Infective endocarditis is a microbial infection on the endothelial surface of the heart, which includes one or more heart valve, the mural endocardium or septal defect. IE produce a wide variety of systemic signs and symptoms through a several mechanisms, including both sterile and infected embolic and various immunological phenomena.

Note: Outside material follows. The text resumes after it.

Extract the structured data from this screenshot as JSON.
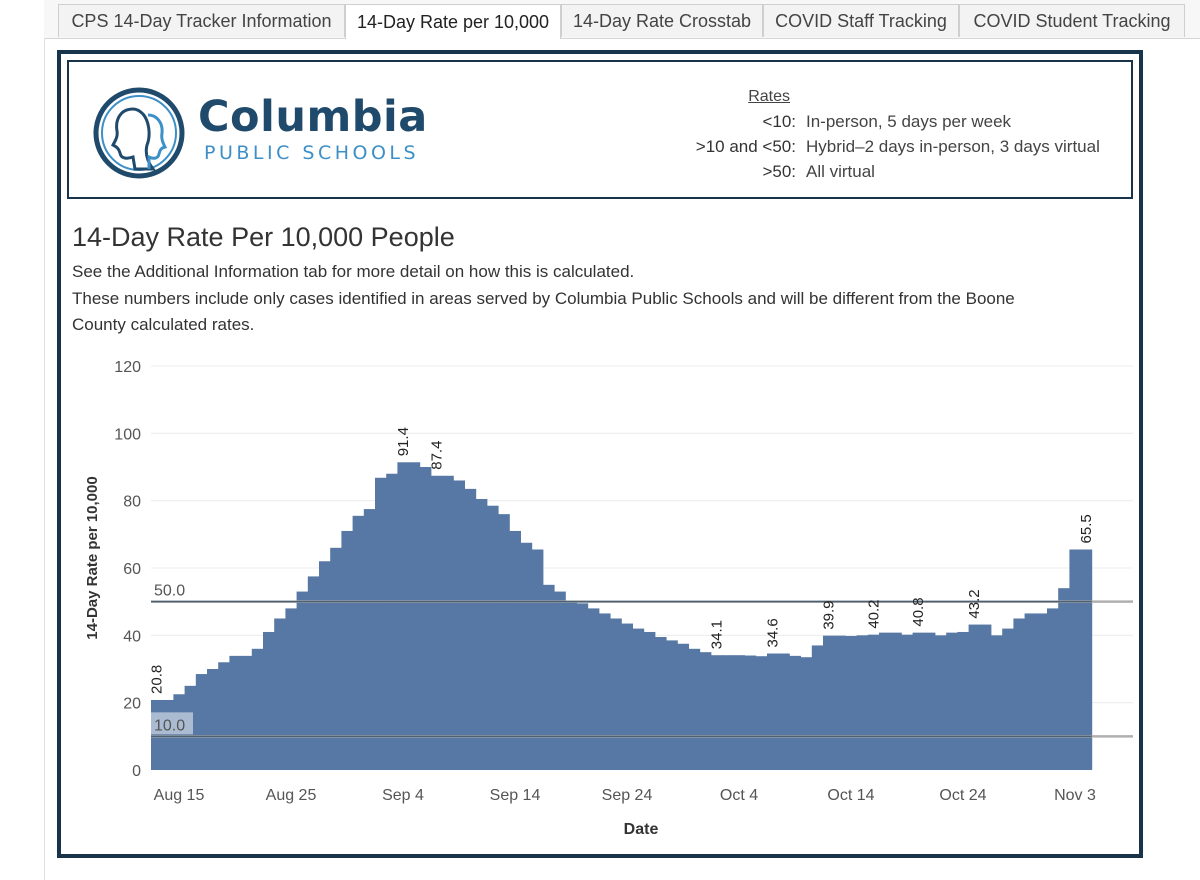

IE generally occur as a consequence of nonbacterial thrombotic endocarditis, which result s from turbulence or trauma to the endothelial surface of the heart. A transient bacteriemia then seeds the sterile platelet/fibrin thrombus, which IE as the end result. Pathologic effects due to infection can include local tissue destruction and embolic phenomena. In addiction, secondary autoimmune effects, such as immune complex glomerulonephritis and vasculitis, can occur.
Endocarditis can be broken down into the fallowing categories:
.Native valve endocarditis: Acute (Staphylococcus aureus, high virulence, large
vegetation on previously normal valves).
Subacute (Streptococcus viridans, low virulence,
smaller vegetation on congenitally abnormal or diseased
vales.
Sequela of dental procedures. More insidious onset)
.Prosthetic valve endocarditis, early and late.
.Intravenous drugs abuse endocarditis.
Other types include.
_Pacemaker IE.
_Nosocomial IE.
Endocarditis may also be nonbacterial secondary to malignancy or hypercoagulable state (marantic/thrombotic endocarditis).
Streptococcus bovis is present in colon cancer and staphylococcus epidermidis on prosthetic valves.
Mitral valve is most frequently involved, closely fallowed by the aortic valve, the combined mitral and aortic valve, the tricuspid valve (associated with intravenous drugs abuse), and, rarely, the pulmonic valve.
General finding:
Fever (most common symptom).
Roth’s spots (round white spot on retina surrounded by hemorrhage).
Osler’s node (tender raised lesions on finger or toes pads)
New murmur (caused by valvular damage)
Janeway lesions (small erythematous lesion on palm or sole)
Anemia.
Splinter hemorrhages on nail bed.
Signs of neurological disease: Embolic stroke with focal neurologic deficit is the most common etiology.
Signs of systemic septic emboli are due to left heart disease and are more common associated with mitral valve vegetation. Multiples embolic pulmonary infections or infarction are due to right heart disease.
Signs of congestive hear failure.
Diagnosis considerations.
The clinical criteria for definitive infectious endocarditis (Duke Criteria) include 2 major, 1 major and 3 minor, or 5 minor.
Major criteria.
Positive blood culture: 2 separate cultures for a typical endocarditis microorganism, persistently positive cultures, or evidence of infection with a Coxiella organism and/or Q fever.
Positive echocardiography finding: oscillating mass and/or vegetation, paravalvular abscess, or dehiscence of prosthetic valve.
New valvular regurgitation.
Minor criteria.
Predisposition: history of IV drug use or congenital heart disease).
Fever with a temperature of more than 38 º C.
Vascular phenomena (arterial emboli, septic pulmonary infarcts, intracranial hemorrhage, conjunctival hemorrhage, Janeway lesions).
Immunologic phenomena (glomerulonephritis, Osler node, Roth spots, a positive result for rheumatoid factor).
Positive blood culture findings without meeting the criteria above or serologic evidence of active infection consistent with endocarditis.
Treatment: Antibiotic are the mainstay of treatment. Goals to maximize treatment success are early diagnosis, accurate microorganism identification, and reliable susceptibility testing, prolonged intravenous administration of bactericide antimicrobial agents, proper monitoring of potentially toxic antimicrobial regimens, and aggressive surgical managements of correctable mechanical complications.
Prognosis largely depends on whether or not complications develop. If left untreated, IE is generally fatal. Early detection and appropriate treatment of this uncommon disease can be lifesaving.